Per riconoscere la specificità della Scuola e della professionalità di chi vi opera, va individuata a parte un’area contrattuale della Scuola, non più sottoposta ai vincoli del D. Lgs. 29/1993 (che mise i docenti delle scuole — non gli universitari — nel Pubblico Impiego, con rapporto di lavoro privatizzato): è questa l’unica possibilità giuridica per riportare i salari dei docenti ai livelli europei (visto che nel Pubblico Impiego, dal 1993, gli aumenti stipendiali non possono superare una percentuale dell’inflazione “programmata”!).
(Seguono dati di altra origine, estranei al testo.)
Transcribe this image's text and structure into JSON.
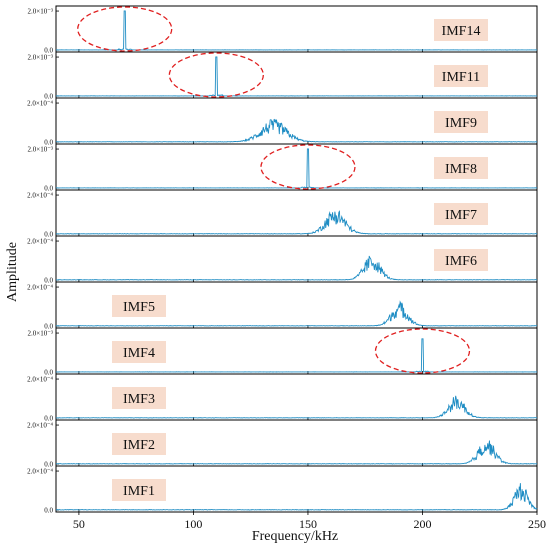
{
  "chart_data": {
    "type": "line",
    "xlabel": "Frequency/kHz",
    "ylabel": "Amplitude",
    "xlim": [
      40,
      250
    ],
    "x_ticks": [
      "50",
      "100",
      "150",
      "200",
      "250"
    ],
    "x_tick_values": [
      50,
      100,
      150,
      200,
      250
    ],
    "color": "#1f8dc4",
    "label_bg": "#f7dccd",
    "highlight_color": "#e02020",
    "panels": [
      {
        "label": "IMF14",
        "y_top_label": "2.0×10⁻³",
        "y_zero_label": "0.0",
        "ylim_max": 0.0021,
        "peak": {
          "type": "spike",
          "center": 70,
          "amplitude": 0.002
        },
        "label_side": "right",
        "highlighted": true
      },
      {
        "label": "IMF11",
        "y_top_label": "2.0×10⁻³",
        "y_zero_label": "0.0",
        "ylim_max": 0.0021,
        "peak": {
          "type": "spike",
          "center": 110,
          "amplitude": 0.002
        },
        "label_side": "right",
        "highlighted": true
      },
      {
        "label": "IMF9",
        "y_top_label": "2.0×10⁻⁴",
        "y_zero_label": "0.0",
        "ylim_max": 0.00025,
        "peak": {
          "type": "band",
          "center": 135,
          "width": 8,
          "amplitude": 0.00014
        },
        "label_side": "right",
        "highlighted": false
      },
      {
        "label": "IMF8",
        "y_top_label": "2.0×10⁻³",
        "y_zero_label": "0.0",
        "ylim_max": 0.0021,
        "peak": {
          "type": "spike",
          "center": 150,
          "amplitude": 0.002
        },
        "label_side": "right",
        "highlighted": true
      },
      {
        "label": "IMF7",
        "y_top_label": "2.0×10⁻⁴",
        "y_zero_label": "0.0",
        "ylim_max": 0.00025,
        "peak": {
          "type": "band",
          "center": 162,
          "width": 6,
          "amplitude": 0.00016
        },
        "label_side": "right",
        "highlighted": false
      },
      {
        "label": "IMF6",
        "y_top_label": "2.0×10⁻⁴",
        "y_zero_label": "0.0",
        "ylim_max": 0.00025,
        "peak": {
          "type": "band",
          "center": 178,
          "width": 5,
          "amplitude": 0.00016
        },
        "label_side": "right",
        "highlighted": false
      },
      {
        "label": "IMF5",
        "y_top_label": "2.0×10⁻⁴",
        "y_zero_label": "0.0",
        "ylim_max": 0.00025,
        "peak": {
          "type": "band",
          "center": 190,
          "width": 5,
          "amplitude": 0.00015
        },
        "label_side": "left",
        "highlighted": false
      },
      {
        "label": "IMF4",
        "y_top_label": "2.0×10⁻³",
        "y_zero_label": "0.0",
        "ylim_max": 0.0021,
        "peak": {
          "type": "spike",
          "center": 200,
          "amplitude": 0.0017
        },
        "label_side": "left",
        "highlighted": true
      },
      {
        "label": "IMF3",
        "y_top_label": "2.0×10⁻⁴",
        "y_zero_label": "0.0",
        "ylim_max": 0.00025,
        "peak": {
          "type": "band",
          "center": 215,
          "width": 5,
          "amplitude": 0.00014
        },
        "label_side": "left",
        "highlighted": false
      },
      {
        "label": "IMF2",
        "y_top_label": "2.0×10⁻⁴",
        "y_zero_label": "0.0",
        "ylim_max": 0.00025,
        "peak": {
          "type": "band",
          "center": 228,
          "width": 5,
          "amplitude": 0.00016
        },
        "label_side": "left",
        "highlighted": false
      },
      {
        "label": "IMF1",
        "y_top_label": "2.0×10⁻⁴",
        "y_zero_label": "0.0",
        "ylim_max": 0.00025,
        "peak": {
          "type": "band",
          "center": 243,
          "width": 4,
          "amplitude": 0.00017
        },
        "label_side": "left",
        "highlighted": false
      }
    ]
  }
}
Rilancio degli organi collegiali
30 anni di aziendalizzazione hanno peggiorato la situazione sotto tutti i punti di vista. La cosiddetta “autonomia scolastica” (autonomia autocratica del dirigente scolastico rispetto agli organi collegiali?) ha ridotto l’efficacia dell’istituzione Scuola come ascensore sociale per gli studenti. Bisogna riconoscer l’errore e correre ai ripari: anzitutto rilanciando gli organi collegiali (a partire dal Collegio dei Docenti) e potenziandoli, in modo che le scelte didattiche siano finalizzate esclusivamente alla didattica, e non a logiche concorrenziali da azienda in competizione con altre aziende sul mercato. La valutazione del personale (docente e non) va sottratta alla discrezionalità del dirigente; quest’ultimo non deve sentirsi svincolato — come purtroppo talora accade — dal rispetto dovuto al Contratto Collettivo Nazionale di Lavoro, alla titolarità, alle abilitazioni, al mansionario: i quali non sono “lacci e laccioli”, come vuole la vulgata neoliberista, ma garanzie democratiche, oltremodo necessarie in una comunità educante ispirata alla Costituzione.
Tutto il resto — promesse, frasi altisonanti ed enfatiche profferte d’amore per la Scuola — restano quel che sono: chiacchiere, smascherate come tali dalla dura realtà della Scuola di oggi. L’attuale impiegatizia subalternità degli insegnanti sta lì a dimostrarlo.